“对,他是真的太忙了,没时间做这种好玩的活动。”
“可我看他也忙着出席派对。”
阿英耸肩,“那是他的工作方式。你有没有仔细听他们谈什么?有次我听到他们讲的数字——好吓人!他讲过,派对就是开了门的酒桌,与其听一桌人夸夸其谈,不如广敞,可能还会发现一点有意思的。”
庄理陪伴叶辞出席活动,就坐在他旁边,当然晓得他经常在派对上听别人聊项目,很多需要投资的人也因此找到派对上去。

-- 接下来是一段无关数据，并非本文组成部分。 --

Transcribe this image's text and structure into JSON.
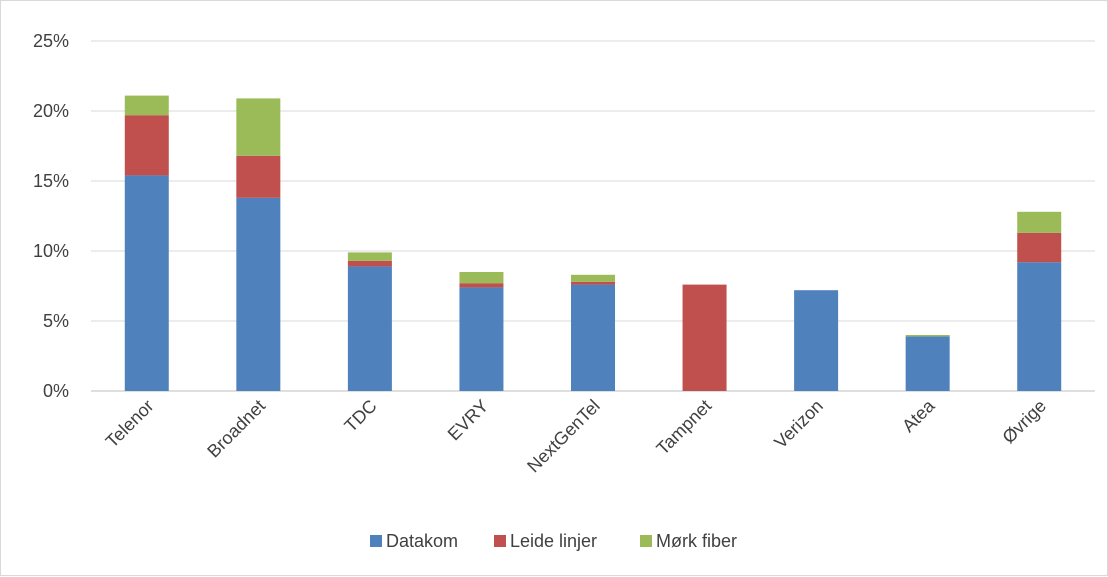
{
  "chart_data": {
    "type": "bar",
    "stacked": true,
    "title": "",
    "xlabel": "",
    "ylabel": "",
    "categories": [
      "Telenor",
      "Broadnet",
      "TDC",
      "EVRY",
      "NextGenTel",
      "Tampnet",
      "Verizon",
      "Atea",
      "Øvrige"
    ],
    "series": [
      {
        "name": "Datakom",
        "color": "#4f81bd",
        "values": [
          15.4,
          13.8,
          8.9,
          7.4,
          7.6,
          0.0,
          7.2,
          3.9,
          9.2
        ]
      },
      {
        "name": "Leide linjer",
        "color": "#c0504d",
        "values": [
          4.3,
          3.0,
          0.4,
          0.3,
          0.2,
          7.6,
          0.0,
          0.0,
          2.1
        ]
      },
      {
        "name": "Mørk fiber",
        "color": "#9bbb59",
        "values": [
          1.4,
          4.1,
          0.6,
          0.8,
          0.5,
          0.0,
          0.0,
          0.1,
          1.5
        ]
      }
    ],
    "ylim": [
      0,
      25
    ],
    "yticks": [
      0,
      5,
      10,
      15,
      20,
      25
    ],
    "ytick_labels": [
      "0%",
      "5%",
      "10%",
      "15%",
      "20%",
      "25%"
    ],
    "grid": true,
    "legend_position": "bottom"
  }
}
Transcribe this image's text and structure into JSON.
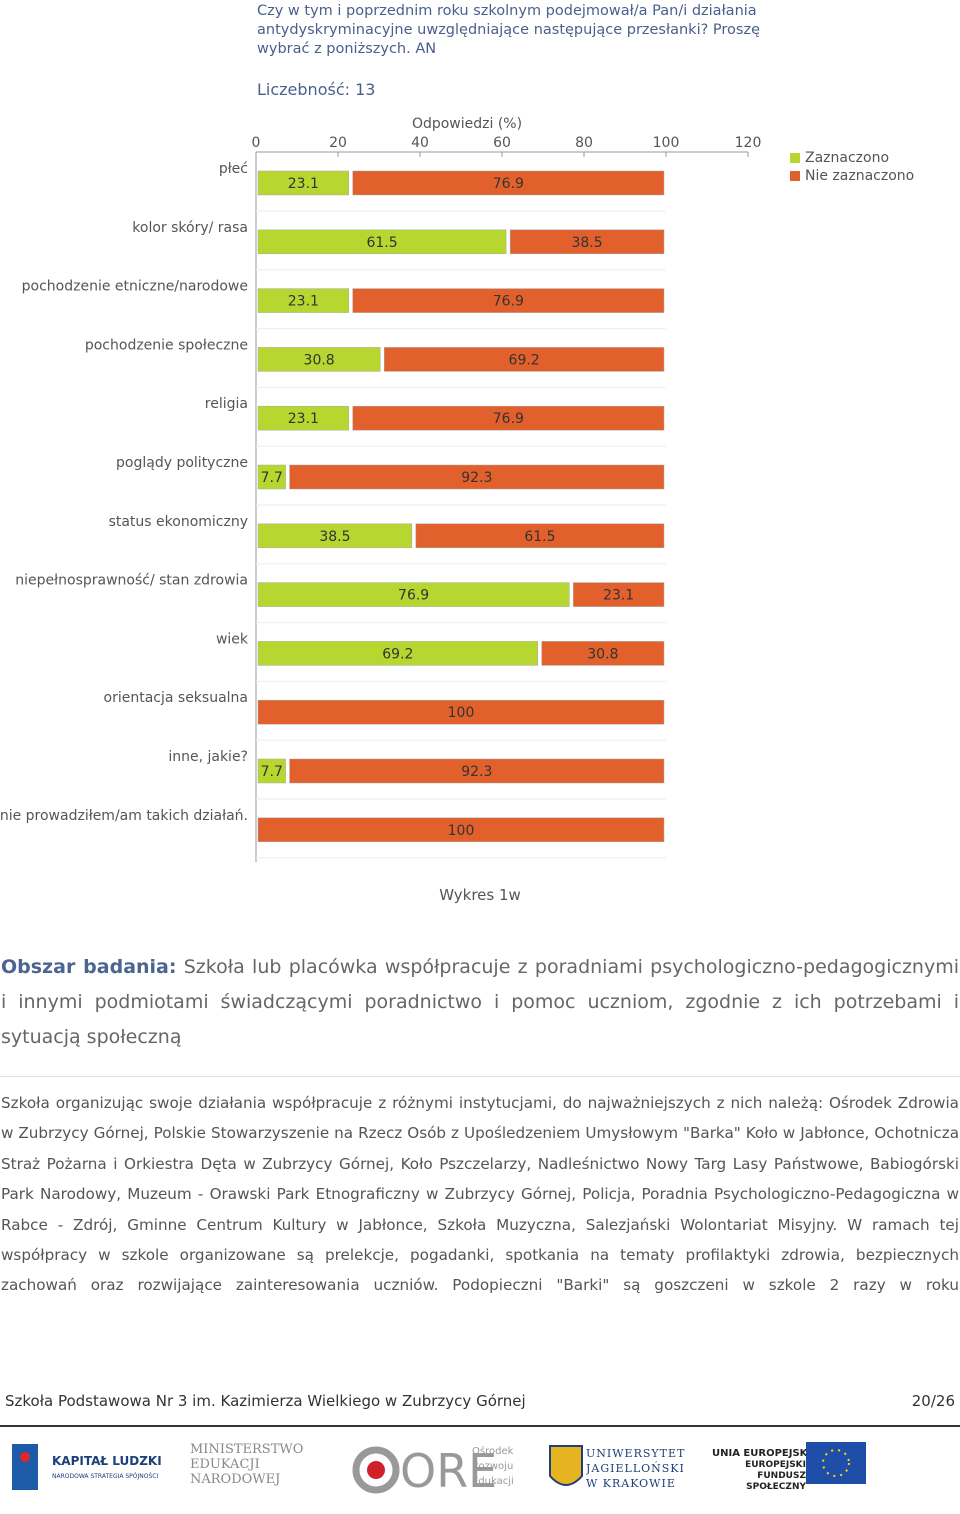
{
  "chart_data": {
    "type": "stacked-bar-horizontal",
    "title": "Czy w tym i poprzednim roku szkolnym podejmował/a Pan/i działania antydyskryminacyjne uwzględniające następujące przesłanki? Proszę wybrać z poniższych. AN",
    "subtitle": "Liczebność: 13",
    "x_label": "Odpowiedzi (%)",
    "categories": [
      "płeć",
      "kolor skóry/ rasa",
      "pochodzenie etniczne/narodowe",
      "pochodzenie społeczne",
      "religia",
      "poglądy polityczne",
      "status ekonomiczny",
      "niepełnosprawność/ stan zdrowia",
      "wiek",
      "orientacja seksualna",
      "inne, jakie?",
      "nie prowadziłem/am takich działań."
    ],
    "series": [
      {
        "name": "Zaznaczono",
        "color": "#b8d630",
        "values": [
          23.1,
          61.5,
          23.1,
          30.8,
          23.1,
          7.7,
          38.5,
          76.9,
          69.2,
          0,
          7.7,
          0
        ]
      },
      {
        "name": "Nie zaznaczono",
        "color": "#e2602c",
        "values": [
          76.9,
          38.5,
          76.9,
          69.2,
          76.9,
          92.3,
          61.5,
          23.1,
          30.8,
          100,
          92.3,
          100
        ]
      }
    ],
    "xlim": [
      0,
      120
    ],
    "xticks": [
      0,
      20,
      40,
      60,
      80,
      100,
      120
    ],
    "legend": "top-right"
  },
  "caption": "Wykres 1w",
  "section": {
    "label": "Obszar badania:",
    "text": "Szkoła lub placówka współpracuje z poradniami psychologiczno-pedagogicznymi i innymi podmiotami świadczącymi poradnictwo i pomoc uczniom, zgodnie z ich potrzebami i sytuacją społeczną"
  },
  "paragraph": "Szkoła organizując swoje działania współpracuje z różnymi instytucjami, do najważniejszych z nich należą: Ośrodek Zdrowia w Zubrzycy Górnej, Polskie Stowarzyszenie na Rzecz Osób z Upośledzeniem Umysłowym \"Barka\" Koło w Jabłonce, Ochotnicza Straż Pożarna i Orkiestra Dęta w Zubrzycy Górnej, Koło Pszczelarzy, Nadleśnictwo Nowy Targ Lasy Państwowe, Babiogórski Park Narodowy, Muzeum - Orawski Park Etnograficzny w Zubrzycy Górnej, Policja, Poradnia Psychologiczno-Pedagogiczna w Rabce - Zdrój, Gminne Centrum Kultury w Jabłonce, Szkoła Muzyczna, Salezjański Wolontariat Misyjny. W ramach tej współpracy w szkole organizowane są prelekcje, pogadanki, spotkania na tematy profilaktyki zdrowia, bezpiecznych zachowań oraz rozwijające zainteresowania uczniów. Podopieczni \"Barki\" są goszczeni w szkole 2 razy w roku",
  "footer": {
    "school": "Szkoła Podstawowa Nr 3 im. Kazimierza Wielkiego w Zubrzycy Górnej",
    "page": "20/26"
  },
  "logos": {
    "kl_title": "KAPITAŁ LUDZKI",
    "kl_sub": "NARODOWA STRATEGIA SPÓJNOŚCI",
    "men": "MINISTERSTWO EDUKACJI NARODOWEJ",
    "ore": "ORE",
    "ore_sub": "Ośrodek Rozwoju Edukacji",
    "uj": "UNIWERSYTET JAGIELLOŃSKI W KRAKOWIE",
    "ue": "UNIA EUROPEJSKA",
    "efs": "EUROPEJSKI FUNDUSZ SPOŁECZNY"
  }
}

但具体到细节,叶辞会和人去别的地方再谈,庄理无从知晓一段时间里他到底投了哪些项目。他的投资通过好几间公司进行,有时公司做的项目和他完全没关系。
总之,即使是近在咫尺,他的面目对于她来说还很神秘。
音乐把人拉回现实,庄理暂时放下心事,和阿英投入到派对中。毋庸置疑,比起叶辞那些派对,庄理更喜欢现在的氛围,置身其中或多或少能感觉到一种情感的联结。
“是吗?”阿英一时不能理解庄理的说法。
庄理玩笑说:“其实也可能是我更适应这种不以哪一个人为中心的边缘文化。”
“你让我想起一个词—— étranger。”
“什么意思?”
另一位朋友接腔,“局外人。”
几人相视而笑。
他们玩得十分尽兴,先前产生的一点隔阂似乎都消融了。最后阿英饮多,她的朋友们也不知转去哪边了,庄理只好把她带回住处。
路上庄理给叶辞发消息,叶辞说不用管,把她扔到浴缸里就行了。
庄理忍不下心,先是把阿英挪到沙发上,结果阿英没一会儿就要呕吐,庄理不得不把她带去浴室。